1.8 ZB is a big number, but consider that it’s also a rapidly growing number, more than doubling every two years. That’s faster than Moore’s Law. By 2015, we’re looking at 7.5-8 ZB. More than 90% of this information is already soft (aka unstructured) and that percentage is growing. Knowing that the vast majority of this data is generated by individuals and much of that consists of video, image and audio, you may ask: what does this matter to my internal BI environment? The answer is: it matters a lot! Because in that vast, swirling and ever-changing cosmic miasma of data there are hidden the occasional nuggets of valuable insight. And whoever gets to them first – you or your competitors – will potentially gain significant business advantage.

With such volumes of information and such rapid growth, it is simply impossible to examine (never mind analyse) it manually. This demands an automated approach. Such tools are emerging – for example, facial recognition of photos on Facebook and elsewhere or IBM Watson’s extraction of Jeopardy answers from the contents of the Internet. Conceptually, what such tools do is generate data about data, which, as we know and love in BI, means metadata. According to IDC, metadata is growing at twice the rate of the digital universe as a whole. That’s more than doubling every year!
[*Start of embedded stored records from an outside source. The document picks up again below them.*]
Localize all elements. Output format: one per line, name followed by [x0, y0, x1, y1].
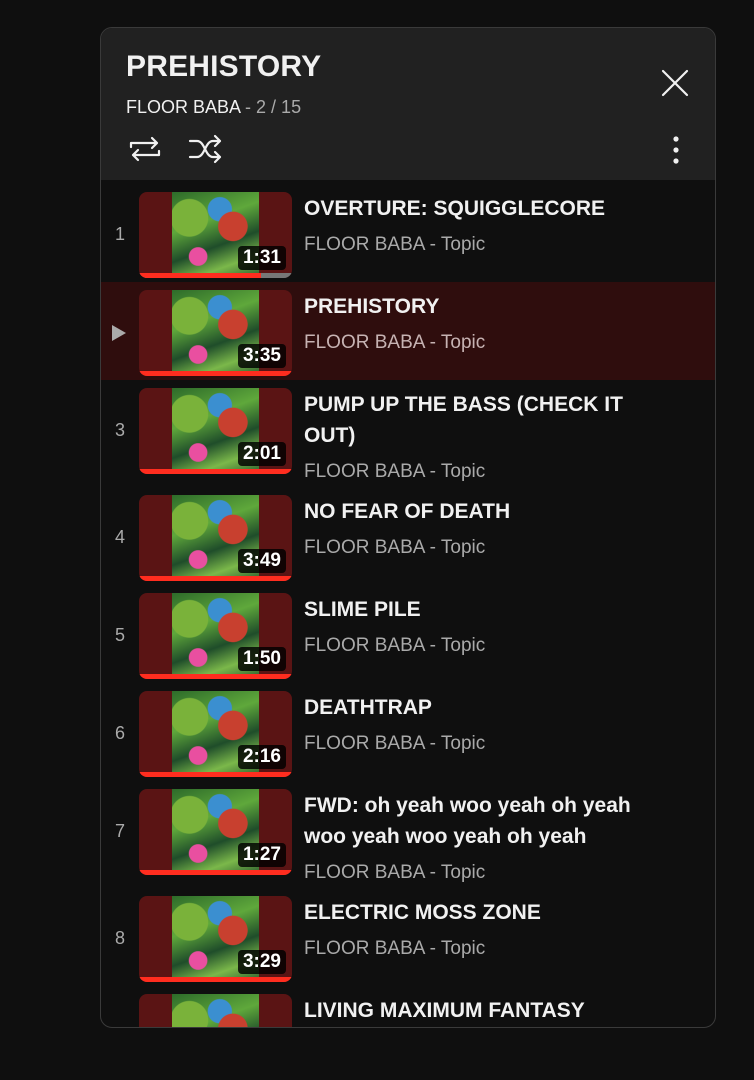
playlist-panel: PREHISTORY FLOOR BABA - 2 / 15 1 1:31 OV… — [100, 27, 716, 1028]
video-duration: 2:01 — [237, 442, 286, 466]
watch-progress-bar — [139, 469, 292, 474]
shuffle-button[interactable] — [185, 131, 225, 167]
video-channel[interactable]: FLOOR BABA - Topic — [304, 332, 485, 354]
video-thumbnail[interactable]: 1:31 — [139, 192, 292, 278]
playlist-position: 2 / 15 — [256, 97, 302, 117]
watch-progress-fill — [139, 870, 292, 875]
video-title[interactable]: SLIME PILE — [304, 594, 634, 625]
watch-progress-bar — [139, 870, 292, 875]
video-title[interactable]: OVERTURE: SQUIGGLECORE — [304, 193, 634, 224]
playlist-item-index: 4 — [114, 527, 125, 547]
loop-icon — [129, 136, 161, 162]
watch-progress-fill — [139, 371, 292, 376]
loop-button[interactable] — [125, 131, 165, 167]
shuffle-icon — [188, 134, 222, 164]
playlist-item[interactable]: 4 3:49 NO FEAR OF DEATH FLOOR BABA - Topic — [101, 487, 715, 585]
playlist-item-index: 6 — [114, 723, 125, 743]
playlist-item[interactable]: 6 2:16 DEATHTRAP FLOOR BABA - Topic — [101, 683, 715, 781]
video-channel[interactable]: FLOOR BABA - Topic — [304, 733, 485, 755]
watch-progress-bar — [139, 772, 292, 777]
video-title[interactable]: PUMP UP THE BASS (CHECK IT OUT) — [304, 389, 634, 451]
subtitle-separator: - — [240, 97, 257, 117]
video-title[interactable]: LIVING MAXIMUM FANTASY — [304, 995, 634, 1026]
video-thumbnail[interactable]: 1:50 — [139, 593, 292, 679]
video-thumbnail[interactable]: 2:16 — [139, 691, 292, 777]
playlist-item-index: 7 — [114, 821, 125, 841]
playlist-item[interactable]: 3 2:01 PUMP UP THE BASS (CHECK IT OUT) FLOO… — [101, 380, 715, 487]
playlist-item[interactable]: 1 1:31 OVERTURE: SQUIGGLECORE FLOOR BABA - … — [101, 180, 715, 282]
video-title[interactable]: PREHISTORY — [304, 291, 634, 322]
video-title[interactable]: DEATHTRAP — [304, 692, 634, 723]
playlist-subtitle: FLOOR BABA - 2 / 15 — [126, 97, 301, 118]
playlist-title[interactable]: PREHISTORY — [126, 50, 321, 84]
video-duration: 1:50 — [237, 647, 286, 671]
video-channel[interactable]: FLOOR BABA - Topic — [304, 862, 485, 884]
playlist-item-index: 8 — [114, 928, 125, 948]
playlist-item[interactable]: LIVING MAXIMUM FANTASY — [101, 986, 715, 1027]
watch-progress-fill — [139, 674, 292, 679]
video-title[interactable]: FWD: oh yeah woo yeah oh yeah woo yeah w… — [304, 790, 634, 852]
video-duration: 1:27 — [237, 843, 286, 867]
playlist-item-current[interactable]: 3:35 PREHISTORY FLOOR BABA - Topic — [101, 282, 715, 380]
video-thumbnail[interactable]: 2:01 — [139, 388, 292, 474]
watch-progress-bar — [139, 674, 292, 679]
playlist-channel[interactable]: FLOOR BABA — [126, 97, 240, 117]
more-options-button[interactable] — [661, 131, 691, 167]
watch-progress-fill — [139, 469, 292, 474]
video-duration: 3:49 — [237, 549, 286, 573]
video-duration: 2:16 — [237, 745, 286, 769]
playlist-item[interactable]: 7 1:27 FWD: oh yeah woo yeah oh yeah woo y… — [101, 781, 715, 888]
now-playing-icon — [112, 325, 126, 341]
video-duration: 1:31 — [237, 246, 286, 270]
video-channel[interactable]: FLOOR BABA - Topic — [304, 938, 485, 960]
watch-progress-fill — [139, 273, 262, 278]
playlist-header: PREHISTORY FLOOR BABA - 2 / 15 — [101, 28, 715, 180]
watch-progress-fill — [139, 576, 292, 581]
watch-progress-bar — [139, 977, 292, 982]
video-thumbnail[interactable]: 1:27 — [139, 789, 292, 875]
more-vert-icon — [673, 136, 679, 164]
video-title[interactable]: NO FEAR OF DEATH — [304, 496, 634, 527]
video-channel[interactable]: FLOOR BABA - Topic — [304, 537, 485, 559]
close-icon — [661, 69, 689, 97]
album-art — [172, 994, 259, 1027]
video-channel[interactable]: FLOOR BABA - Topic — [304, 234, 485, 256]
watch-progress-fill — [139, 977, 292, 982]
watch-progress-bar — [139, 273, 292, 278]
video-channel[interactable]: FLOOR BABA - Topic — [304, 461, 485, 483]
watch-progress-bar — [139, 371, 292, 376]
playlist-item[interactable]: 5 1:50 SLIME PILE FLOOR BABA - Topic — [101, 585, 715, 683]
video-duration: 3:29 — [237, 950, 286, 974]
playlist-item[interactable]: 8 3:29 ELECTRIC MOSS ZONE FLOOR BABA - Topi… — [101, 888, 715, 986]
watch-progress-fill — [139, 772, 292, 777]
video-thumbnail[interactable]: 3:35 — [139, 290, 292, 376]
playlist-item-index: 1 — [114, 224, 125, 244]
video-channel[interactable]: FLOOR BABA - Topic — [304, 635, 485, 657]
video-title[interactable]: ELECTRIC MOSS ZONE — [304, 897, 634, 928]
playlist-item-index: 5 — [114, 625, 125, 645]
watch-progress-bar — [139, 576, 292, 581]
video-thumbnail[interactable]: 3:29 — [139, 896, 292, 982]
close-button[interactable] — [657, 65, 693, 101]
video-duration: 3:35 — [237, 344, 286, 368]
video-thumbnail[interactable] — [139, 994, 292, 1027]
playlist-item-index: 3 — [114, 420, 125, 440]
video-thumbnail[interactable]: 3:49 — [139, 495, 292, 581]
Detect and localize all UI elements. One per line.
So, while we may well ask what you’re doing about managing and storing soft information, an even more pressing question is what are you going to do about metadata? Of course, the volumes of metadata are probably still relatively small (IDC hasn’t published an absolute value), but that growth rate means they will get large; fast. And we currently have a much more limited infrastructure and weaker methodologies to handle metadata than we’ve created over the years for data. Not to mention that the value to be found in the chaos can be discovered only through the lens of the metadata that characterizes the data itself.
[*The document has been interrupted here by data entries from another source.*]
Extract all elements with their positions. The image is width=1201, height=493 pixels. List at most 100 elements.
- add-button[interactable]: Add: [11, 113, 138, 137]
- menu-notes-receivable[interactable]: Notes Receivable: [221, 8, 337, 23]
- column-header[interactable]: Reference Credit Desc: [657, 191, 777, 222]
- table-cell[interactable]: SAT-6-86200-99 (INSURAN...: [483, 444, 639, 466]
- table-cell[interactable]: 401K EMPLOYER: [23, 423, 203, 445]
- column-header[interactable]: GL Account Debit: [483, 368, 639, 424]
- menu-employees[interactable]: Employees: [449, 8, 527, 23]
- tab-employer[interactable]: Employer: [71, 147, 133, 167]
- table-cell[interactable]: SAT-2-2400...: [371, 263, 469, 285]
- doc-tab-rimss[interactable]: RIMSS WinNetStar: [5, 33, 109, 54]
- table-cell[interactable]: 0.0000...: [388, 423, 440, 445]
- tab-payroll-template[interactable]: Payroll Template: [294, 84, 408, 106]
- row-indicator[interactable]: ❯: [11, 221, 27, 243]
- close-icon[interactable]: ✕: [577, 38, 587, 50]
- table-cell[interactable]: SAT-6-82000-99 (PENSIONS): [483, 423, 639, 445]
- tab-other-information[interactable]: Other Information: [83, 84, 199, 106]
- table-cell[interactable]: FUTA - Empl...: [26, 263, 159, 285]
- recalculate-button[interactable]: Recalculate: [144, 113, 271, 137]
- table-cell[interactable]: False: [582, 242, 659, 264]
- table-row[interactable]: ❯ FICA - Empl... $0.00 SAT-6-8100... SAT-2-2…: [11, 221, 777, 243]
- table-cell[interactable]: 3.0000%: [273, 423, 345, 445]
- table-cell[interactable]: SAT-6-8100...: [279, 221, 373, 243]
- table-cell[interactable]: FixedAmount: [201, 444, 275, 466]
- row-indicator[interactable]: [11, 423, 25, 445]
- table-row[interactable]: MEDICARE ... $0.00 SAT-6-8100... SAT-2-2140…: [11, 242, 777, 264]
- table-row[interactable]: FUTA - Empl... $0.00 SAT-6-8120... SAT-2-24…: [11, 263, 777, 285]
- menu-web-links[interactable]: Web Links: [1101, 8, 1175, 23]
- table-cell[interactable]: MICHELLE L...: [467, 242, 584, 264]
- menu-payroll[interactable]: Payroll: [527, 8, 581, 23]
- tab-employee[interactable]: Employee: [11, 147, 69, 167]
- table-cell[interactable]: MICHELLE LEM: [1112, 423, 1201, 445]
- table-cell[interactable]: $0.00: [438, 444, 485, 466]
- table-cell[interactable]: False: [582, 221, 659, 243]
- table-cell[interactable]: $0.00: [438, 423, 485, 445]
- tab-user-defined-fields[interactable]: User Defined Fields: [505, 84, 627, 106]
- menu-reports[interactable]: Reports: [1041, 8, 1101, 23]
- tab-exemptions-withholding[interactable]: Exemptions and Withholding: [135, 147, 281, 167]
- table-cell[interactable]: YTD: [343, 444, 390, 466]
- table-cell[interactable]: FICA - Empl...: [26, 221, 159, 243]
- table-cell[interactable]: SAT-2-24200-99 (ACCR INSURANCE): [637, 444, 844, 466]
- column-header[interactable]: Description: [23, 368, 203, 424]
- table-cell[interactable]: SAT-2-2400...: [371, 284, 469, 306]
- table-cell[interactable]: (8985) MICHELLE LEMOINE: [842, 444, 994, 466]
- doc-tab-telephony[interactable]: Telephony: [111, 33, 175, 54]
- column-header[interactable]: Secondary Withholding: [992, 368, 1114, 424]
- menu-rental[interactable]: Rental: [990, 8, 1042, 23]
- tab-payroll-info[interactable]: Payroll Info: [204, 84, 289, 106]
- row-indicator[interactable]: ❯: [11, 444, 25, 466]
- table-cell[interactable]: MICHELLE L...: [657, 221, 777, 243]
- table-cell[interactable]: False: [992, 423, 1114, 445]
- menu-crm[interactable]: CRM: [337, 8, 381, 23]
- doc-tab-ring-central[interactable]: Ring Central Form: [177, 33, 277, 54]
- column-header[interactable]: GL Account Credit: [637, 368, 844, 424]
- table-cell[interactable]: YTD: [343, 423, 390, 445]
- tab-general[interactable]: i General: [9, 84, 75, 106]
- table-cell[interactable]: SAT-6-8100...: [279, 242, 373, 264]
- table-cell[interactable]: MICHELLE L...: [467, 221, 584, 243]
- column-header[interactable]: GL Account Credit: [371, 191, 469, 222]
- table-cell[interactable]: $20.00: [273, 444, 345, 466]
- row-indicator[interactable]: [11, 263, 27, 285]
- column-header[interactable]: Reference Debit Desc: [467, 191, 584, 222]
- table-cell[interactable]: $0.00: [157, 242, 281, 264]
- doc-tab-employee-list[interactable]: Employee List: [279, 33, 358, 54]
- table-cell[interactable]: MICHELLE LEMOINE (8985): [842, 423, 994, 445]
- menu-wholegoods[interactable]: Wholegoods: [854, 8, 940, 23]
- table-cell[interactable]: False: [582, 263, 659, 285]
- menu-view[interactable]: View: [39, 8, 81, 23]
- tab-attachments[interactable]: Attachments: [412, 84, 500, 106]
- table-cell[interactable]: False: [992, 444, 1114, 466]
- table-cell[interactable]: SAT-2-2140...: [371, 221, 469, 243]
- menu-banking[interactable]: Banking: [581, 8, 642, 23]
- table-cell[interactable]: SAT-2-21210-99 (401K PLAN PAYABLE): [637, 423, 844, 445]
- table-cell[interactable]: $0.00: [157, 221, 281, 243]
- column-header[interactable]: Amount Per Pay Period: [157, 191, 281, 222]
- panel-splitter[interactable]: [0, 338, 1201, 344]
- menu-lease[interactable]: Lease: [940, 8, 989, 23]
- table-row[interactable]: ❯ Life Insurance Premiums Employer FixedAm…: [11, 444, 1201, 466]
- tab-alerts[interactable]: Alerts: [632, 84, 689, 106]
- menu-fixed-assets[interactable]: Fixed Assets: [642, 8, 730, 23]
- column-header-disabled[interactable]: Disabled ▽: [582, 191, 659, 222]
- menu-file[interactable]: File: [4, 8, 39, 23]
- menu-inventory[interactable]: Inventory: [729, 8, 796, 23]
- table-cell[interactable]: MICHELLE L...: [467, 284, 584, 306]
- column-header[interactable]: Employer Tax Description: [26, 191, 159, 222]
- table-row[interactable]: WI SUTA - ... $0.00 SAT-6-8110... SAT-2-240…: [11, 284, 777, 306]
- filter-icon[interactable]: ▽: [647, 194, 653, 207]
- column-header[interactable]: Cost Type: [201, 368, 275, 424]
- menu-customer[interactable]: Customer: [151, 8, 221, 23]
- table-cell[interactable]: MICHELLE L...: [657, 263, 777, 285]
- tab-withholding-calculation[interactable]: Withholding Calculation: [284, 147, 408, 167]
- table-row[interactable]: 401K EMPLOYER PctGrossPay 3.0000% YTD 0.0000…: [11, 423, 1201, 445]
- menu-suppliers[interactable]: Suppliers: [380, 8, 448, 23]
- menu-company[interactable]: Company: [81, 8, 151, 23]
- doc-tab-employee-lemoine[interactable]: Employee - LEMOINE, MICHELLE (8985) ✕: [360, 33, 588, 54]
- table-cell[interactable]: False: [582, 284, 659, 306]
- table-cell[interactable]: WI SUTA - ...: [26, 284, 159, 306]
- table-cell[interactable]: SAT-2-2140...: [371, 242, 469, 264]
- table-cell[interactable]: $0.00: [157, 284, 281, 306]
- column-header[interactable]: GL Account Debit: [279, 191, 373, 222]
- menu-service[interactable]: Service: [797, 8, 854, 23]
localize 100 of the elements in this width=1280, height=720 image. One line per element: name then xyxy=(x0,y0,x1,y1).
For BI, this shift in focus from hard to soft information is only one of the changes we have to manage. Another major change involves the nature and sources of the hard data itself. There is a growing quantity of hard data collected from machine sensors as more and more of the physical world goes on the Web. RFID readers are generating ever increasing volumes of data. (According to VDC Research, nearly 4 billion RFID tags were sold in 2010, a 35% increase over the previous year.) From electricity meters to automobiles, intelligent, connected devices are pumping out ever increasing volumes of data that is being used in a wide variety of new applications. And almost all of these applications can be characterized as operational BI. So, the move from traditional, tactical BI to the near real-time world of operational BI is accelerating, with all of the challenges that entails.

Next time, I’ll be looking at some of the implications of the changes in sourcing on security and privacy, as well as the interesting fact that although the stored digital universe is huge, the transient data volumes are a number of orders of magnitude higher.